Ambar menutup panggilannya kemudian dia mengetik pesan untuk sahabat satunya lagi.

`Ezar, kamu di mana? Kita ngumpul di depan kamarku. Ada berita dari Adrine. Aku tunggu di sana ok!´

Setelah selesai mengetik, Ambar kemudian mengirimnya ke Ezar. "Gimana aku bertahan di sini? mana cuaca panas banget."

Ambar menyeka keringat yang menetes ke wajahnya. Cuaca saat itu memang panas, namun sudah sedikit meredup. Ambar kemudian memutuskan kembali ke hotel untuk menemui sahabat-sahabatnya.

*****

Sendu merayap ke dalam hati, Dudo terus mencari Adrine dari segala sisi. Pikirannya kalut tak karuan. Kabar Adrine belum cukup menenangkan pikirannya melalui mulut Ambar. Bagaimana tidak, Dudo belum melihat Adrine dengan kedua matanya. Belum melihat senyumnya bahkan sikap cueknya.

Hentakan demi hentakan, kaki Dudo dia masih terus menyisir sepanjang jalan dengan harapan dia melihat gadis itu.

Kaki Dudo terasa payah, panas dan wajahnya sedikit memerah akibat sengatan matahari. Dia menyusuri sepanjang jalan menuju ke hotel tanpa berkendara.

Ketika Dudo telah menginjak halaman hotel sepoi-sepoi angin sejuk bertiup menyentuh kulit setelah panas. Kemudian tubuhnya berbalik menghadap keluar alih-alih dia melihat Adrine namun sayang semua itu nihil.

Dudo memasuki hotel dan beranjak menuju kamar Ambar, pandangannya lurus kedepan tanpa menoleh kemanapun. Ketika telah sampai tepat di depan kamar Ambar dia mengambil duduk dengan sedikit membungkukan tubuhnya ke depan.

Ponsel Dudo berbunyi, dengan sigap dia meraih dan melihat siapa yang telah memanggilnya. "Ezar," ucap Dudo menyebut namanya.

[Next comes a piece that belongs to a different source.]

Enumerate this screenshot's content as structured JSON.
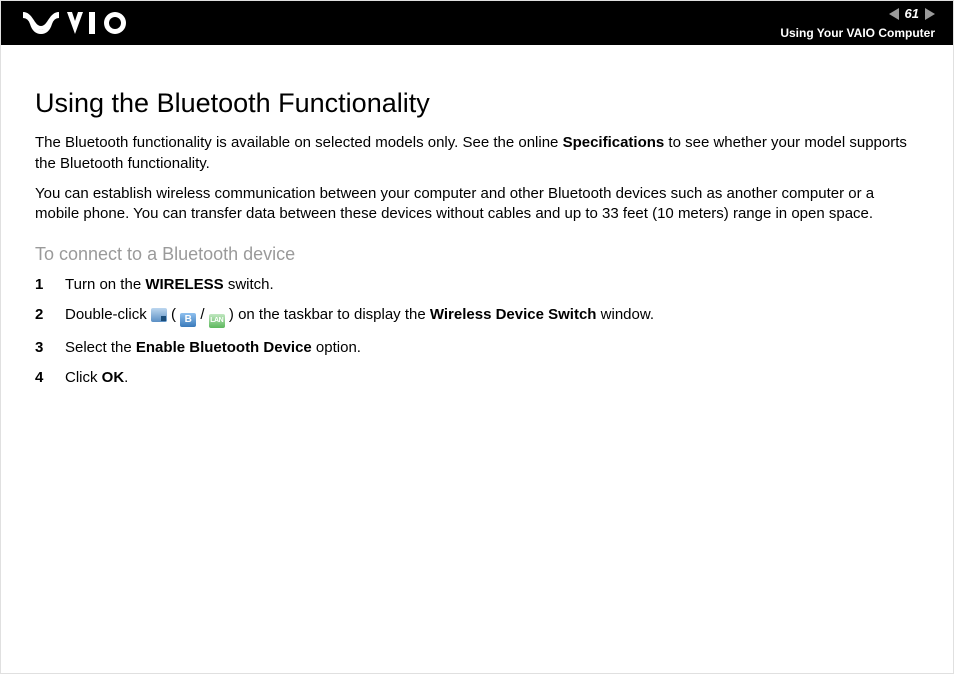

""Hallo Zar.. " Dudo menyapa tanpa salam. "aku sudah di depan kamar Ambar. Kamu?" Dudo mendengarkan dengan seksama apa yang dikatakan Ezar.

"Aku tunggu..." ucap Dudo lalu menutup panggilannya.

Dudo menunggu Ambar dan Ezar di depan kamar Ambar. Dia tak mengerti kenapa pihak hotel tidak memperbolehkan Dudo memesan kamar di sebelah Ambar setidaknya untuk menjaga hal yang tidak di inginkan.

20 menit telah berlalu, terlihat dengan kedua mata Dudo. Ambar memunculkan dirinya dengan wajah kusam setelah berpanasan di tengah Malioboro. Terlihat di tangannya dua botol air mineral.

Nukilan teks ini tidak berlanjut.